1 - The OLEDB provider is initiated on Server A, Server B sees it as a normal connection and query, it doesn't know that Sever A is a SQL Server, it's just a client to it.
2 - The query is executed on both. Server A passes the query to Server B which executes it, then Server A works with the results. The optimizer comes into play on both, but can't talk to the other servers.

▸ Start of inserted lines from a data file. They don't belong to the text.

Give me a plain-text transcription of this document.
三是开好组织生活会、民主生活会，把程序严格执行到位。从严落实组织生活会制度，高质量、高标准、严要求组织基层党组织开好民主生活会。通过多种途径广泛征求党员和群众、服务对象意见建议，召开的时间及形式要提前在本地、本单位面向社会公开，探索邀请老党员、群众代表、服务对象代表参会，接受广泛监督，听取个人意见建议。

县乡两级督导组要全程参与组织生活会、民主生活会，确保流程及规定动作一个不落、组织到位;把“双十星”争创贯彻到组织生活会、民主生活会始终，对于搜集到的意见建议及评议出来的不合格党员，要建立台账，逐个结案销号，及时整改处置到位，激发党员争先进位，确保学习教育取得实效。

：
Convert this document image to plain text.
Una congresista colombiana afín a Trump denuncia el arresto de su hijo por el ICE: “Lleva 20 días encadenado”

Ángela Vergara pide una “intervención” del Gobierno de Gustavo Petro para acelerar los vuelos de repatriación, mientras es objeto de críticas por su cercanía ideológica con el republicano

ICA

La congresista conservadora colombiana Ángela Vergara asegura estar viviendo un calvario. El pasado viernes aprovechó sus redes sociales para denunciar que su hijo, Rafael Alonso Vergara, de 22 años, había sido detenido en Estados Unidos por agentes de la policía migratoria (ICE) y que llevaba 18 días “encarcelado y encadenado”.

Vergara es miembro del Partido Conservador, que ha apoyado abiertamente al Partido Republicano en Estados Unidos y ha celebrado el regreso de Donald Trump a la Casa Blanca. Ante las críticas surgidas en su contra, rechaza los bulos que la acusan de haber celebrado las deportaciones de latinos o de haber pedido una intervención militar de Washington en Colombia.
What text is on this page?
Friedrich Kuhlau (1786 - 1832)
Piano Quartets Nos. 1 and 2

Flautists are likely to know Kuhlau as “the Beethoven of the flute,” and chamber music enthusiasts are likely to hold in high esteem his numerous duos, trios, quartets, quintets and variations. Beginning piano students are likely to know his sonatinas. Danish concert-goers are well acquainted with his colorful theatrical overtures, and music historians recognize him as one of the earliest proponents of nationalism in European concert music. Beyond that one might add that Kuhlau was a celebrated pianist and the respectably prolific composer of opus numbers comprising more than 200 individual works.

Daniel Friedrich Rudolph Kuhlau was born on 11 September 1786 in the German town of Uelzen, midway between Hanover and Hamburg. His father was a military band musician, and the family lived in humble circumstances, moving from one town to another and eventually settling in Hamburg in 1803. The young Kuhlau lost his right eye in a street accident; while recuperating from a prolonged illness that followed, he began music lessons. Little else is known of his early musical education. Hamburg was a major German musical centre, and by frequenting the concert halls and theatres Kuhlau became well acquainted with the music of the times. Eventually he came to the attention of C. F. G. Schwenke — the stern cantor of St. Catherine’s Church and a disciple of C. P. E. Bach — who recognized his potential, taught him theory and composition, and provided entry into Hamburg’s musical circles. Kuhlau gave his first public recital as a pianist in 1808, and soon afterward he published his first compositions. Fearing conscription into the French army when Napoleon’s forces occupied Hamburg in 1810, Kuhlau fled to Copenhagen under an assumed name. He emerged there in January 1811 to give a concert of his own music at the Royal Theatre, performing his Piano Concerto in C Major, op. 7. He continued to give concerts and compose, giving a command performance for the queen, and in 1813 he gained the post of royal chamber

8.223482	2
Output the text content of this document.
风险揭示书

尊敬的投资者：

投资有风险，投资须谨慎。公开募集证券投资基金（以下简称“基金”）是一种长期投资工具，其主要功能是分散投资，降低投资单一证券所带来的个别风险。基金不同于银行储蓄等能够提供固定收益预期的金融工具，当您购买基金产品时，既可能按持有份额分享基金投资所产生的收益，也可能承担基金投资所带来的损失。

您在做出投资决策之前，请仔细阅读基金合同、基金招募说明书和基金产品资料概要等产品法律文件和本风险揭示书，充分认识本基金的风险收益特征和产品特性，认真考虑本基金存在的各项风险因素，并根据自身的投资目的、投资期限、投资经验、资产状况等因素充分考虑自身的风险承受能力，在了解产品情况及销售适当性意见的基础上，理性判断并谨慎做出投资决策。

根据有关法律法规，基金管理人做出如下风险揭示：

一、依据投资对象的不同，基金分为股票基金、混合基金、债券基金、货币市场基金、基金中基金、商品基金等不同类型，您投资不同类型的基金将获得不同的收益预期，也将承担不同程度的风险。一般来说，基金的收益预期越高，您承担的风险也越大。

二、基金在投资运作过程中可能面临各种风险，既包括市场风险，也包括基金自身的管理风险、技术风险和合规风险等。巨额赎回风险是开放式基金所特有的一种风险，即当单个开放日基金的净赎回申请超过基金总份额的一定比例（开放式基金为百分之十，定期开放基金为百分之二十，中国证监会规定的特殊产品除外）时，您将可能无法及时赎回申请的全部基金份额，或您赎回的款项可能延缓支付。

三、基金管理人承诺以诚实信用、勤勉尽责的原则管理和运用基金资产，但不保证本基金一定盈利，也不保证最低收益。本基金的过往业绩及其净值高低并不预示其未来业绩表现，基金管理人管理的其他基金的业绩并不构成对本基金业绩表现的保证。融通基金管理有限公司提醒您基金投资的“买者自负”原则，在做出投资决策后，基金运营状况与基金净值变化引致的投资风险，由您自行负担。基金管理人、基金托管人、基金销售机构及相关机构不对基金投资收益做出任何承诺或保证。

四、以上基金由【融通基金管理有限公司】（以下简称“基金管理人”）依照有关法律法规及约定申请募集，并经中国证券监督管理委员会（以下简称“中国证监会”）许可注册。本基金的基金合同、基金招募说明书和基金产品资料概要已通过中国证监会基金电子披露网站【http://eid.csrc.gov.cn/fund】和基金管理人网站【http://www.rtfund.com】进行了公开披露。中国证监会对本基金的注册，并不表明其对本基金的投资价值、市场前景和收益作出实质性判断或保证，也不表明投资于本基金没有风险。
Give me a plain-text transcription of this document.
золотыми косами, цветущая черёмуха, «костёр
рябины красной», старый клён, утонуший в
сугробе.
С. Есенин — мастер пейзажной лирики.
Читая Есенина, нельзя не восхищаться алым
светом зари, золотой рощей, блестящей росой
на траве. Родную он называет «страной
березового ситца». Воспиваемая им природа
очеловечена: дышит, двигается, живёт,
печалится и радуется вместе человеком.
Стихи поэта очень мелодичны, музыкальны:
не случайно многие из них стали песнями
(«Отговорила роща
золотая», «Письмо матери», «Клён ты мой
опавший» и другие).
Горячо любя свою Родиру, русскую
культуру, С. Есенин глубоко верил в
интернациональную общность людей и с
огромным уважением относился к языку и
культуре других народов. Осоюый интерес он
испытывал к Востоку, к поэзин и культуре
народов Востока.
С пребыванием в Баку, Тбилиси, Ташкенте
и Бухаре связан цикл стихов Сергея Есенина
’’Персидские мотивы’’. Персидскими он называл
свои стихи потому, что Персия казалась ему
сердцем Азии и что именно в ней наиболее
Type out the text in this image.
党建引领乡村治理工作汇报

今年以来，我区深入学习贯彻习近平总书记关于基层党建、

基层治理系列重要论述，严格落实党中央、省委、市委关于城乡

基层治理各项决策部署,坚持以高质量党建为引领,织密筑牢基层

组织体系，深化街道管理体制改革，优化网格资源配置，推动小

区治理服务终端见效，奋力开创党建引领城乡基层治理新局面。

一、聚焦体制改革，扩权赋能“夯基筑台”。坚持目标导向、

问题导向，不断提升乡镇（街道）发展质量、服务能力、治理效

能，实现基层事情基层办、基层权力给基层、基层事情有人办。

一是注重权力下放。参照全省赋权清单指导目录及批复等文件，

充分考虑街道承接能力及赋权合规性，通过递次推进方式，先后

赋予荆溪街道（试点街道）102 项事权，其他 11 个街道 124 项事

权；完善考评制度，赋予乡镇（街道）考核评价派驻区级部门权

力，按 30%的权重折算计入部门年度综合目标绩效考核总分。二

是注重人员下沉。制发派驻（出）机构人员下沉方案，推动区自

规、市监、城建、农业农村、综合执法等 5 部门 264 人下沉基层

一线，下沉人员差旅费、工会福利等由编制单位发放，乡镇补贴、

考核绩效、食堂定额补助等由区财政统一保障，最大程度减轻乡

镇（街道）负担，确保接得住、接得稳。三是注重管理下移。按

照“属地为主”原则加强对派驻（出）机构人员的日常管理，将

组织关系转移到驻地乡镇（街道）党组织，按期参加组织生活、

Given a query of no complexity the performance will be equivalent. However, when you start getting into complex queries or large datasets, you will see performance gains by fetching just what you need from Server B into a temp table and then using that with the data contained on Server A. (Assuming you need to mix and match data across servers). Essentially, with the OPENQUERY syntax, you pass the query as a whole to server B (hopefully including a where clause) which then returns data to Serer A. With the four part naming, you have no control and the optimizer rapidly will decide to just fetch all of the data in the table from Server B and then eliminate based on other criteria (joins, where, etc.).
3 - The result is not cached (except as SQL caches data normally). Unless you store the results from the linked server query into a temp table somewhere.
4 - If you are familiar with how applications connect to a database and execute queries then the process is very similar. Except for authentication differences it's the same, just that it allows for easily mixing and matching data from multiple servers into a single result set. But your performance will depend greatly on how much data is pulled from Server B and staying aware of the optimizer's limited ability to prevent you from pulling the entire table from Server B, even if you only ended up needing 5 of those rows.